Crunch time for the oil patch. Today, right now. And it's not just the $45 level anymore that you have to worry about. It's the stocks.
This morning, Royal Dutch Shell (RDS.A) printed a number that was so far off the mark that it took you breath away. Same with Hess (HES) yesterday. And while both companies are walking away from less favorable economic prospects and cutting back fat, you have to understand that these two, Hess and Shell, actually made major sales of important properties before the decline. In fact, I can say confidently that the CEOs at Hess, John Hess, and Royal Dutch Shell, Ben Van Beurden, are either the smartest or the luckiest in the patch.
But it didn't matter. Nothing is going to spare the stocks of companies when earnings per share numbers come down, except when the numbers are cut so far that the companies either make those estimates or guide UP, not down. We are nowhere near that moment in time.
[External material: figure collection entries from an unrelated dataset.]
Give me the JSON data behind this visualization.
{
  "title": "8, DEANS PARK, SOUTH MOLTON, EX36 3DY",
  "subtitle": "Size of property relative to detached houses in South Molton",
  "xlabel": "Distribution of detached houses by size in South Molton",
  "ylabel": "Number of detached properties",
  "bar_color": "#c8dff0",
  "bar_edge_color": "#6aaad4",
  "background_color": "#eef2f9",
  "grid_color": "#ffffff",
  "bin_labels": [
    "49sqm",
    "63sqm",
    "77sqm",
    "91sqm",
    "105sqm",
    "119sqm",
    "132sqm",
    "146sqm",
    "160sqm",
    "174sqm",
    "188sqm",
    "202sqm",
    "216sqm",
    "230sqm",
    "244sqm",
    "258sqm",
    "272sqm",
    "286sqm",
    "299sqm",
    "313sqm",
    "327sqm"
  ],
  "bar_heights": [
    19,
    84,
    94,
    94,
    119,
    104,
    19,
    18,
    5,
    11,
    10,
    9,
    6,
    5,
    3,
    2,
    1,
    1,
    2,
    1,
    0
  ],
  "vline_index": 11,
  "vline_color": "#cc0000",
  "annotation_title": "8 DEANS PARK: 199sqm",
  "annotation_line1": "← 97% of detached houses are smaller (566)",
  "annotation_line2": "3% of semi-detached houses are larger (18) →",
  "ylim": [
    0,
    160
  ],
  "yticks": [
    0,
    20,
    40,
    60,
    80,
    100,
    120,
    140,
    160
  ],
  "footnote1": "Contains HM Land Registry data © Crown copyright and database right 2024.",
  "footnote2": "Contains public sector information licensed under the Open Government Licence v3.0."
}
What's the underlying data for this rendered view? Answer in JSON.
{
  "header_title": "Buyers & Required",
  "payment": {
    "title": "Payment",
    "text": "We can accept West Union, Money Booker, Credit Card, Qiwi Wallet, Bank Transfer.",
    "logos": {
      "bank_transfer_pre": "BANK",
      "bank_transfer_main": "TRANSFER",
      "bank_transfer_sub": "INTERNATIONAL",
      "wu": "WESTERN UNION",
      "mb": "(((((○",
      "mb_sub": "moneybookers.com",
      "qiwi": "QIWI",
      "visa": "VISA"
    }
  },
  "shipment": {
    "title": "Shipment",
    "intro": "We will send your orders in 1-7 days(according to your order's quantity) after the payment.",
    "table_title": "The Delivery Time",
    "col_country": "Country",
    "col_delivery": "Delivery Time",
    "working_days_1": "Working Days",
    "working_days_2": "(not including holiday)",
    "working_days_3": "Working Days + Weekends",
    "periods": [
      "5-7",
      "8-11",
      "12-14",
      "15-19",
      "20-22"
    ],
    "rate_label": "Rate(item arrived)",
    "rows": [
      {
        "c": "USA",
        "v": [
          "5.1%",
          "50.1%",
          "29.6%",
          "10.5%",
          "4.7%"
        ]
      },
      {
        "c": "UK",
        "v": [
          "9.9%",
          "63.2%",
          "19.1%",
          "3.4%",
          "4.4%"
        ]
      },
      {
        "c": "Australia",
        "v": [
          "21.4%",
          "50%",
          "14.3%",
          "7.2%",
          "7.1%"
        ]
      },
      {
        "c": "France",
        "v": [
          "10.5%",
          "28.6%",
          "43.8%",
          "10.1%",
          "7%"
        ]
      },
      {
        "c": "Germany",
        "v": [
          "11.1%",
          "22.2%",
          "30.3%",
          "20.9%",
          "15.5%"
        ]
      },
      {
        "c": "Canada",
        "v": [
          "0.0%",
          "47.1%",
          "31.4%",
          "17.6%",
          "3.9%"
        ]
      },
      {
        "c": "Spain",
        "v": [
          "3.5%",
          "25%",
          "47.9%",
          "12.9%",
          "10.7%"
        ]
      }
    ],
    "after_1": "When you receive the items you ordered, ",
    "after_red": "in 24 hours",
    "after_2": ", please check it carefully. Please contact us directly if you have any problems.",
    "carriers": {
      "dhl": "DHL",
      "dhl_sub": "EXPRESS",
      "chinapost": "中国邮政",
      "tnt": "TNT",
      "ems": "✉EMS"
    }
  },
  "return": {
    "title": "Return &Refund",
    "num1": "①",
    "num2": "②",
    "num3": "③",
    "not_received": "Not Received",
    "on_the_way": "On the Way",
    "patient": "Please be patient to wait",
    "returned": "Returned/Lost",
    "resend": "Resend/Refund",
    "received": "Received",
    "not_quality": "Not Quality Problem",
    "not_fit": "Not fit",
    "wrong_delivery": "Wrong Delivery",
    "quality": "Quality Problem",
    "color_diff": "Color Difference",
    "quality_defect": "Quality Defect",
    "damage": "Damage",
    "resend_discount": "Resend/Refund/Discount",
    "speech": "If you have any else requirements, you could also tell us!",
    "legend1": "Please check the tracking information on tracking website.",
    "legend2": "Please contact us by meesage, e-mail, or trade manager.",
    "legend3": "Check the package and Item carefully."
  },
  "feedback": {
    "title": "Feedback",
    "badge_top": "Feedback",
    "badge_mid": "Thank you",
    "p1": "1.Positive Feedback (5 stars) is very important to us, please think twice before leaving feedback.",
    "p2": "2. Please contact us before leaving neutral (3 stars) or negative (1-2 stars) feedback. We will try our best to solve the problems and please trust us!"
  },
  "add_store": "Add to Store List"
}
Now we know that at under $45 you can't start a new project in this country with any sort of return on investment that can justify the spending. You aren't going to drill for drilling's sake unless you have to because you have a "held by production" contract that says you must. What you will do is drill right around your most productive fields using fewer rigs and getting price concessions from the service companies to make it so the return on investment is actually a possibility.
The $45 figure is an aggregate figure. Obviously many of these oil companies have wells that can be dug that could come under that, especially with price breaks from the major service companies, which is why you keep seeing companies announce earnings, announce big capital expenditure cutbacks and yet, at the same time, announce production increases, thus sowing the seeds for their next quarter demise.
And remember, once an oil well is completed, it costs next to nothing to maintain it. The depletion of wells as a possible factor to buoy the price down the line is more than offset by the continued drilling that's going on right now. Supply is well in excess of demand, as we saw with the inventories yesterday, and that's not getting better. It's getting worse.
I think, though, a line's being drawn in the sand right now around the stocks. You see, even as oil has continued to plummet and is now down more than 50% from its highs and is back to the lows of the Great Recession, the stocks themselves have NOT taken out their lows that occurred Dec. 15, the day when the International Energy Agency reduced its global oil demand for 2015. If you remember, that was the so-called last straw moment when you realized that supply was -- and is going to still be ¿ ramped up, but demand was falling fast. Keep these figures in mind, though: the day that report was issued West Texas Intermediate was at $57, and Brent was at $61. Those seemed like hideous prices then; they now seem like windfalls.
If you go back to the charts of all of the oils, you will see something very interesting: that day marked what we thought was the bottom for every single major and large independent oil company.
Hess, which just reported its big miss, dropped only to $66 yesterday. It had traded down to $65 Dec. 15th, before bouncing to $75. Royal Dutch Shell, today's disaster du jour, traded to $60 before bouncing to $69. Will it take out $60 today?
How about these others?
Exxon (XOM), for example, on that day traded down to $86. It then rallied to $94 and has now come down to $87. Chevron (CVX), which reports Friday, collapsed to $100 that day, then rallied to $114 before retracing down to $103. Conoco (COP) hit $61 that day then bounced to $73 and is now at $62. The lower-quality Marathon (MRO) hit $24, then vaulted to $29 and is now at $25.
Even the big independents, which seem to have been hit so hard, haven't taken out these prices yet. Continental (CLR), where CEO Harold Hamm took off those hedges in the $80s, saw its stock hit $30 before bouncing to $45 and then going to $43. Pioneer (PXD) went as low as $130 that day before bouncing to $153 and coming back to $144. Anadarko (APC), $72 that day, bounces to $84 and then comes back to $79.
So now here we are. Oil is twelve bucks below a bottom. And we are now seeing the earnings. I think that the Dec. 15 low and its subsequent bounce lulled many into thinking that we had seen a bottom. If we take out these Dec. 15 low prices, I think we have a substantial drop ahead, and it might just happen as Royal Dutch and Hess show us that the estimate cuts just haven't been deep enough.
Today's the day we learn the truth about that Dec. 15th "low."
Can the market handle it? We won't have long to find out. They either hold today or tomorrow, when Chevron reports and numbers get cut, or they go the way of the oil service and rig companies, which are way ahead of them on the downside.
I think the lows get tested. I don't think they hold.